On 27 May 2018, Mouncey scored three goals for Melbourne Handball Club in their win over University of Queensland Handball Club for the 2018 Oceanian Open Club Championship.

In April 2018, Mouncey began training with the Australia women's national handball team in anticipation of the International Handball Federation clearing her to play in the 2018 Asian Women's Handball Championship in Kumamoto, Japan. Mouncey scored four goals in her first international game with the Australia women's team, a 24–32 loss to Kazakhstan on 30 November 2018. She played all six games and scored 23 goals as the Australians finished fifth, qualifying for the 2019 World Women's Handball Championship. Mouncey was not selected to play at World Championships. She stated that this was due to some of the team being uncomfortable sharing the showers and change room with her, but this was denied by Handball Australia.

For the Australian Open Club Championships in beach handball, Mouncey strengthened the women's national team of American Samoa, which competed in the tournament as a club team, and took second place with them.

==Australian football==
Although the 2018 AFL Women's season did not start until well beyond the 12 month IOC guideline, Mouncey's nomination for the 2017 AFL Women's draft was declined based on the Victorian Equal Opportunity Act allowing gender discrimination "if strength, stamina or physique is relevant". Mouncey's testosterone levels had remained far below the IOC limit, and the Australian Football League (AFL) had indicated they would use IOC guidelines on transgender players. The AFL indicated that she could play for Ainslie in 2018, and could nominate for the 2018 AFL Women's draft. In response, the Ainslie Football Club coach and president both stated to the media that there had been no concerns about Mouncey's strength, stamina and physique in the 2017 AFL Canberra women's competition.

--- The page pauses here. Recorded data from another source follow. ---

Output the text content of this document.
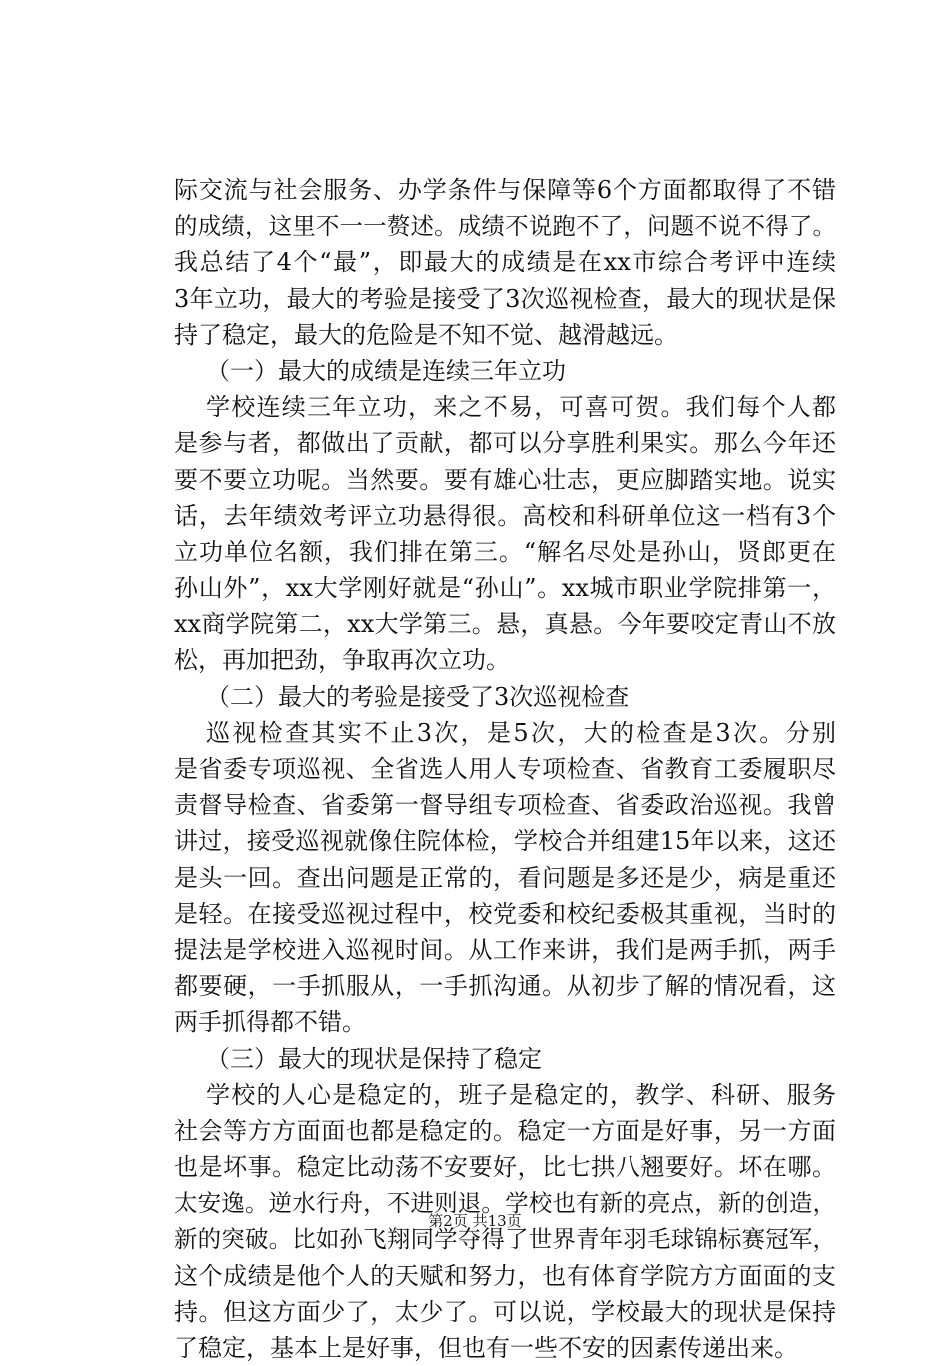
际交流与社会服务、办学条件与保障等6个方面都取得了不错
的成绩，这里不一一赘述。成绩不说跑不了，问题不说不得了。
我总结了4个“最”，即最大的成绩是在xx市综合考评中连续
3年立功，最大的考验是接受了3次巡视检查，最大的现状是保
持了稳定，最大的危险是不知不觉、越滑越远。
（一）最大的成绩是连续三年立功
学校连续三年立功，来之不易，可喜可贺。我们每个人都
是参与者，都做出了贡献，都可以分享胜利果实。那么今年还
要不要立功呢。当然要。要有雄心壮志，更应脚踏实地。说实
话，去年绩效考评立功悬得很。高校和科研单位这一档有3个
立功单位名额，我们排在第三。“解名尽处是孙山，贤郎更在
孙山外”，xx大学刚好就是“孙山”。xx城市职业学院排第一，
xx商学院第二，xx大学第三。悬，真悬。今年要咬定青山不放
松，再加把劲，争取再次立功。
（二）最大的考验是接受了3次巡视检查
巡视检查其实不止3次，是5次，大的检查是3次。分别
是省委专项巡视、全省选人用人专项检查、省教育工委履职尽
责督导检查、省委第一督导组专项检查、省委政治巡视。我曾
讲过，接受巡视就像住院体检，学校合并组建15年以来，这还
是头一回。查出问题是正常的，看问题是多还是少，病是重还
是轻。在接受巡视过程中，校党委和校纪委极其重视，当时的
提法是学校进入巡视时间。从工作来讲，我们是两手抓，两手
都要硬，一手抓服从，一手抓沟通。从初步了解的情况看，这
两手抓得都不错。
（三）最大的现状是保持了稳定
学校的人心是稳定的，班子是稳定的，教学、科研、服务
社会等方方面面也都是稳定的。稳定一方面是好事，另一方面
也是坏事。稳定比动荡不安要好，比七拱八翘要好。坏在哪。
太安逸。逆水行舟，不进则退。学校也有新的亮点，新的创造，
新的突破。比如孙飞翔同学夺得了世界青年羽毛球锦标赛冠军，
这个成绩是他个人的天赋和努力，也有体育学院方方面面的支
持。但这方面少了，太少了。可以说，学校最大的现状是保持
了稳定，基本上是好事，但也有一些不安的因素传递出来。
第2页 共13页
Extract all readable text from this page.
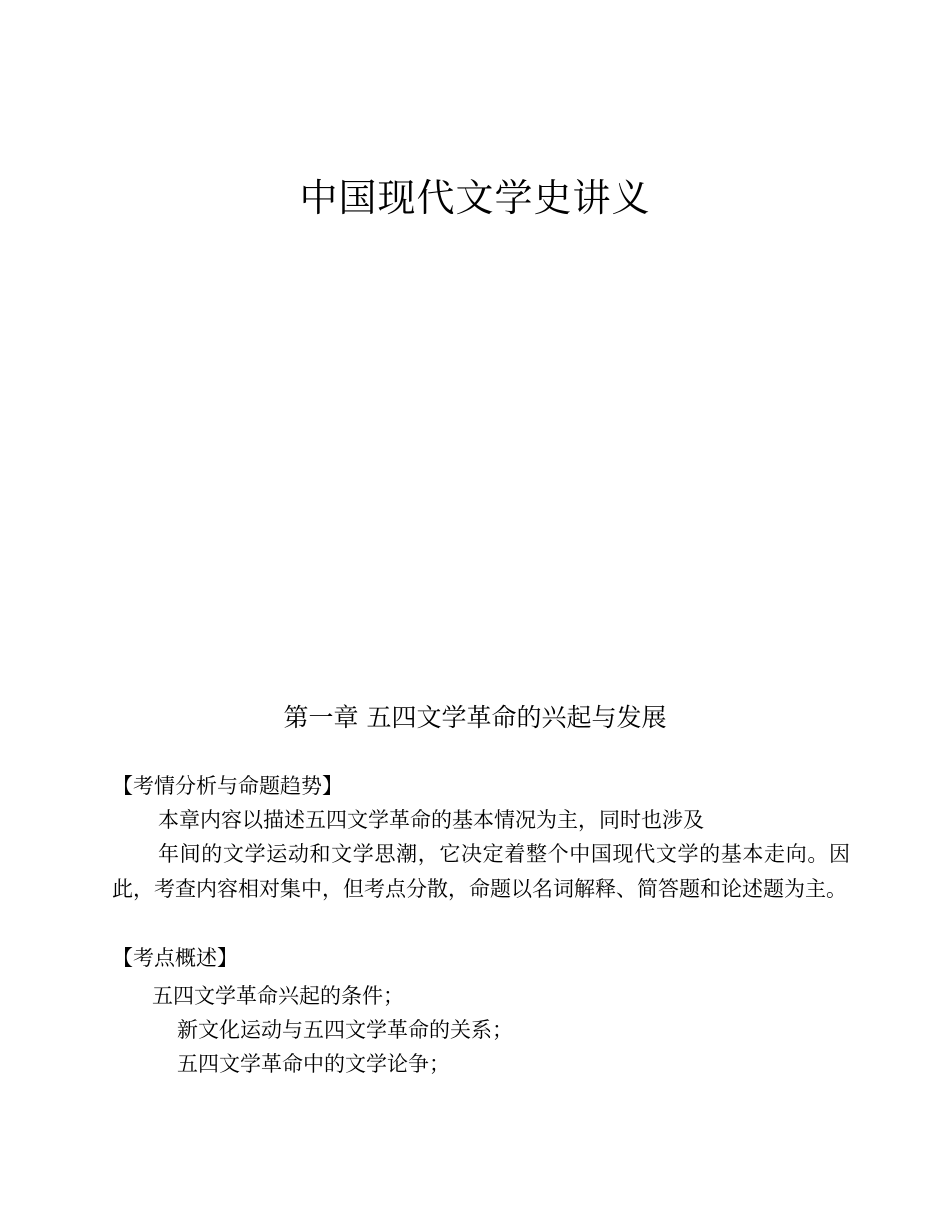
中国现代文学史讲义
第一章 五四文学革命的兴起与发展
【考情分析与命题趋势】
本章内容以描述五四文学革命的基本情况为主，同时也涉及
年间的文学运动和文学思潮，它决定着整个中国现代文学的基本走向。因此，考查内容相对集中，但考点分散，命题以名词解释、简答题和论述题为主。
【考点概述】
五四文学革命兴起的条件；
新文化运动与五四文学革命的关系；
五四文学革命中的文学论争；
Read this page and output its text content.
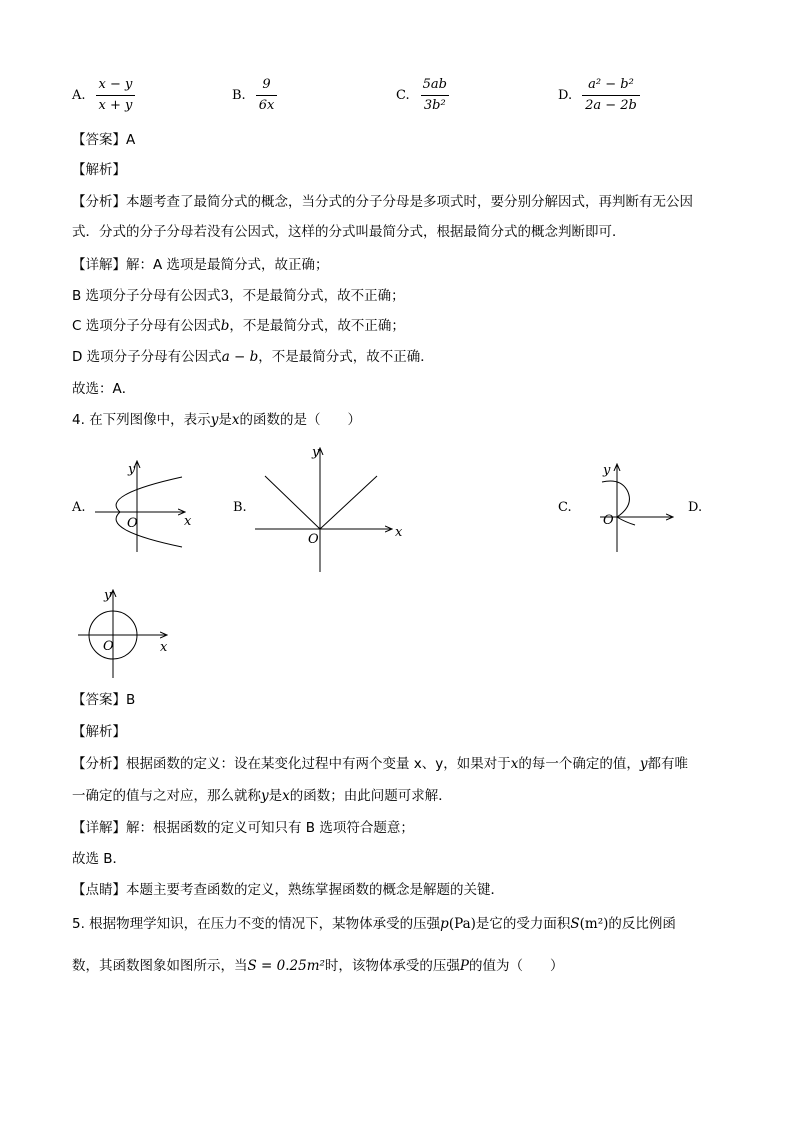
A. $\frac{x - y}{x + y}$	B. $\frac{9}{6x}$	C. $\frac{5ab}{\text{3b²}}$	D. $\frac{\text{a² − b²}}{2a - 2b}$
【答案】A
【解析】
【分析】本题考查了最简分式的概念，当分式的分子分母是多项式时，要分别分解因式，再判断有无公因
式．分式的分子分母若没有公因式，这样的分式叫最简分式，根据最简分式的概念判断即可．
【详解】解：A 选项是最简分式，故正确；
B 选项分子分母有公因式3，不是最简分式，故不正确；
C 选项分子分母有公因式b，不是最简分式，故不正确；
D 选项分子分母有公因式a − b，不是最简分式，故不正确．
故选：A．
4. 在下列图像中，表示y是x的函数的是（　　）
A.	B.	C.	D.
y
x
O
y
x
O
y
O
y
x
O
【答案】B
【解析】
【分析】根据函数的定义：设在某变化过程中有两个变量 x、y，如果对于x的每一个确定的值，y都有唯
一确定的值与之对应，那么就称y是x的函数；由此问题可求解．
【详解】解：根据函数的定义可知只有 B 选项符合题意；
故选 B．
【点睛】本题主要考查函数的定义，熟练掌握函数的概念是解题的关键．
5. 根据物理学知识，在压力不变的情况下，某物体承受的压强p(Pa)是它的受力面积S(m²)的反比例函
数，其函数图象如图所示，当S = 0.25m²时，该物体承受的压强P的值为（　　）
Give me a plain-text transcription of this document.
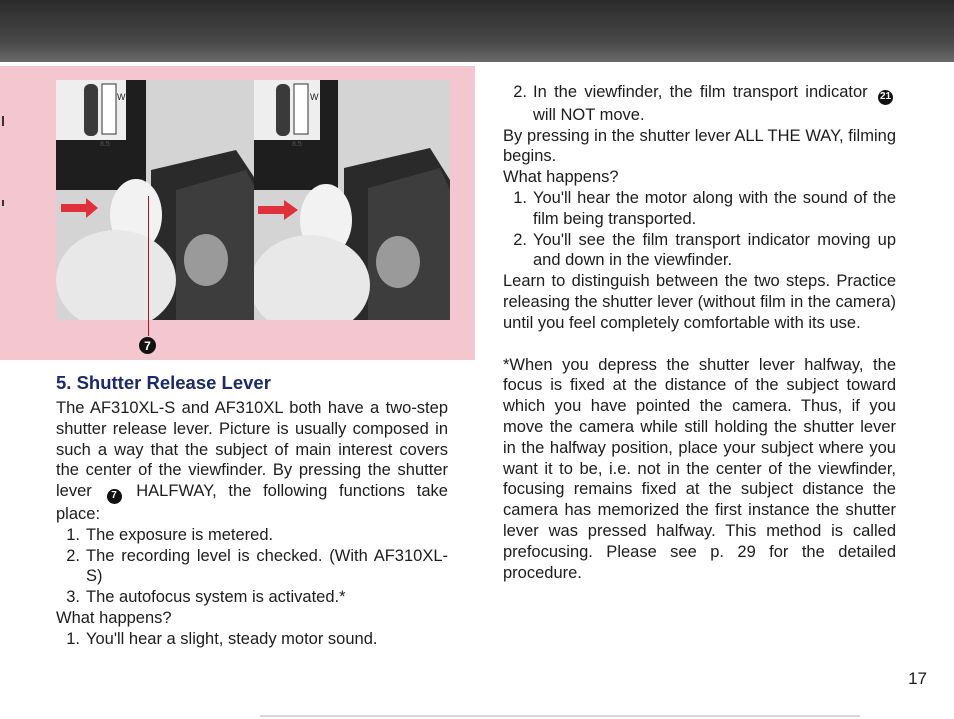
W
8.5
7
W
8.5
5. Shutter Release Lever

The AF310XL-S and AF310XL both have a two-step shutter release lever. Picture is usually composed in such a way that the subject of main interest covers the center of the viewfinder. By pressing the shutter lever 7 HALFWAY, the following functions take place:

1. The exposure is metered.
2. The recording level is checked. (With AF310XL-S)
3. The autofocus system is activated.*

What happens?

1. You'll hear a slight, steady motor sound.
2. In the viewfinder, the film transport indicator 21 will NOT move.

By pressing in the shutter lever ALL THE WAY, filming begins.

What happens?

1. You'll hear the motor along with the sound of the film being transported.
2. You'll see the film transport indicator moving up and down in the viewfinder.

Learn to distinguish between the two steps. Practice releasing the shutter lever (without film in the camera) until you feel completely comfortable with its use.

*When you depress the shutter lever halfway, the focus is fixed at the distance of the subject toward which you have pointed the camera. Thus, if you move the camera while still holding the shutter lever in the halfway position, place your subject where you want it to be, i.e. not in the center of the viewfinder, focusing remains fixed at the subject distance the camera has memorized the first instance the shutter lever was pressed halfway. This method is called prefocusing. Please see p. 29 for the detailed procedure.

17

The late decision to exclude Mouncey left the AFL open to criticism from the public and the media, and the AFL Players Association called for clarification from the AFL on the eligibility of transgender players. There was confusion about whether the AFL had authority to approve Mouncey to play in other Australian football leagues in 2018, or whether their approval was necessary, contrasting with both the earlier indication that this would be acceptable and Mouncey's participation in 2017. In December 2017, Mouncey decided to move to Melbourne to advance her football career. At the time, Mouncey had been homeless for almost a year due to mental health issues, and saw football as her most probably avenue for stable accommodation and employment. Fairfax Media listed the denial of Mouncey's nomination as one of year's top 10 sports stories in Canberra.

Mouncey has stated that she knew ahead of the draft that she was going to be selected by either Collingwood or the Western Bulldogs had she been allowed to nominate. Mouncey said she believed the Western Bulldogs would have taken her earlier in the draft than Collingwood. Mouncey had also trialled with the Melbourne Demons, however they were to pass on Mouncey in the draft as they deemed her too slow and lacking in endurance for their game style. AFL Victoria later confirmed, after she began training with Darebin Falcons, that Mouncey would play in the 2018 VFL Women's season. This was the first time that the AFL had agreed for an openly transgender woman to play at that level.

Mouncey debuted for Darebin in round 1 of the 2018 VFLW season, kicking a goal while playing in the ruck and at full-forward in a lop-sided loss against the Northern Territory Football Club.

Mouncey ended the season second in VFLW goal-kicking behind Darcy Vescio. After playing primarily at full forward for the early part of the season, Mouncey moved to centre half forward for the majority of the VFLW season because of her mobility in that position. Mouncey was controversially left out of the VFLW team of the year despite leading the competition's goal-kicking from the second round to the final round of the season, and being in the Darebin Falcons best players seven times in fourteen games. On 9 September 2018, Mouncey announced that she would not nominate for the 2018 AFL Women's draft, while publicly releasing health and fitness records as evidence that she was eligible under the AFL's policies for nomination of trans women.